Monday, September 9, 2013

Pather panchali (1955) & Aparajito (1956)

My knowledge about and experience about Indian cinema is embarrassingly small. Satyajit Ray's Apu-trilogi are films I have wanted to see and after having seen the first two, I can only conclude that their place in film history are justified. The two first films can be situated in the tradition of neorealism but they also feel strangely modern - I sometimes think about directors and films made in the sixties.

Pather panchali is set in Bengal in the twenties. It follows the ordeals of a poor family. The father is a brahmin, a sort of a happy-go-lucky type, whose income is on the meager side. Circumstances makes him go to the city and look for a job. The mother runs the household while taking a hostile attitude towards an elderly lady (it's unclear whether they are related) who is supported by them. This old lady is a magnificent actor and just watching her is one of the reasons to watch the film. The two kids lead the life of childhood: they play, steal fruit and eagerly follow the doings of the candy man. One day, they walk to the faraway place when they can spot a train on the other side of a gigantic field (this scene, as many others, is exquisitely shot!). The film takes a darker turn as it depicts the family's poverty and the death of the daughter. Aparajito chronicles what happens in the following years. The family has moved to the city. After a spell of illness, the father dies. A relative offers a place for the rest of the family in a village. Apu turns out to be a scholarly boy, and he goes to Calcutta to study.

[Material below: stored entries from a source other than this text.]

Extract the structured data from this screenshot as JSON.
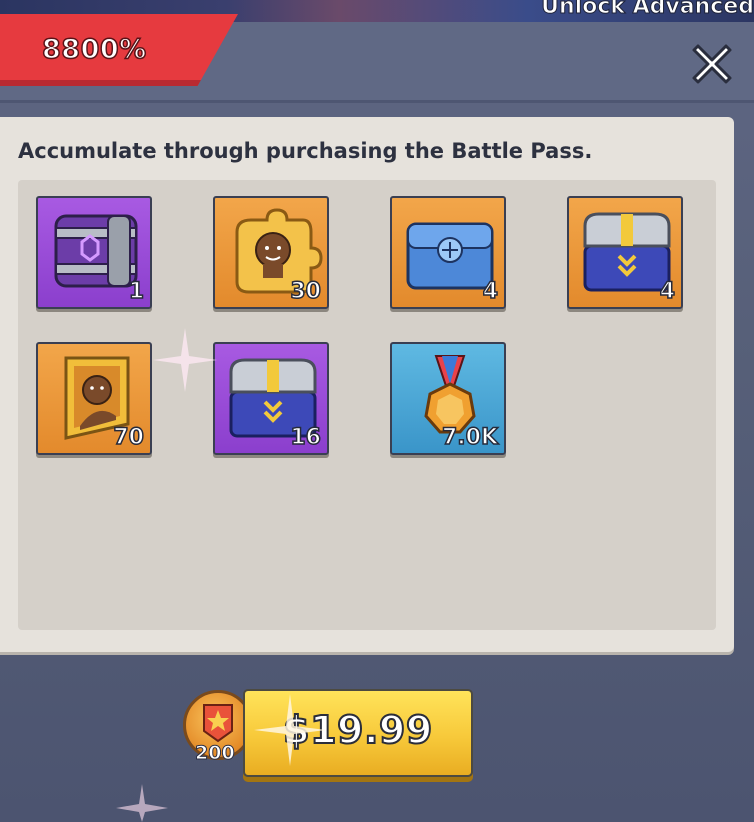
{
  "background_banner": {
    "text": "Unlock Advanced"
  },
  "header": {
    "bonus_percent": "8800%",
    "close_icon": "close-icon"
  },
  "panel": {
    "title": "Accumulate through purchasing the Battle Pass."
  },
  "rewards": [
    {
      "name": "purple-crate",
      "count": "1",
      "tile_color": "purple",
      "icon": "purple-crate-icon"
    },
    {
      "name": "hero-puzzle-pieces",
      "count": "30",
      "tile_color": "orange",
      "icon": "hero-puzzle-icon"
    },
    {
      "name": "blue-chest",
      "count": "4",
      "tile_color": "orange",
      "icon": "blue-chest-icon"
    },
    {
      "name": "silver-chest",
      "count": "4",
      "tile_color": "orange",
      "icon": "silver-chest-icon"
    },
    {
      "name": "hero-portrait-frame",
      "count": "70",
      "tile_color": "orange",
      "icon": "portrait-frame-icon"
    },
    {
      "name": "silver-chest-purple",
      "count": "16",
      "tile_color": "purple",
      "icon": "silver-chest-icon"
    },
    {
      "name": "medal",
      "count": "7.0K",
      "tile_color": "blue",
      "icon": "medal-icon"
    }
  ],
  "purchase": {
    "points_count": "200",
    "points_icon": "star-medal-icon",
    "price": "$19.99"
  },
  "colors": {
    "badge_red": "#e63a3f",
    "button_yellow": "#f7c93a",
    "tile_orange": "#e9952f",
    "tile_purple": "#9a4cd8",
    "tile_blue": "#4aa6d6"
  }
}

The main thread of Aparajito is the choices Apu has to make: is he to stay with his lonely mother or should he pursue his studies? This leads the film to explore modern life and the conflicts born out of a new historical situation. Ray refrains from moralizing. He presents the struggles in an open way - open doesn't mean neutral, because these films are engaging and impassioned, but Ray never presents either modernity or the traditional life in terms of negative and positive. And: he doesn't conjure up anything as "emblematic" for modern life. He just shows situations of ordinary life and the choices people make. One of the major themes in the first two movies, poverty, is dealt with with a sort of matter-of-fact approach - this, however, not at all implying that feelings are absent. Especially in the first film, two different attitudes are contrasted: the mother is practical, economical - and she turns bitter. The father worries less. He is idealistic, even though he also acknowledges economic necessities.

The first films explore human relations very insightfully. This especially concerns the relation between the mother and the aunt - a relation characterized by dependence and ressentiment. We see the mother's anger, and the old woman's amazement. Another theme brought up in both films to great effect is loneliness. The film presents no solution and no gratifying reassertions, but presents a situation in a clear-sighted way: a boy who does not know how he is to react to his mother feeling lonely (the film shows the oscillation between well-meaning intentions and youthful lack of sensitivity) and a mother who is at pains to handle the fact that the boy is growing up and living in a distant place and living a life she knows very little about.

One aspect of the films I also liked was the music. Ray cleverly uses both non-diegetic music and sounds in the environment. None feels calculated.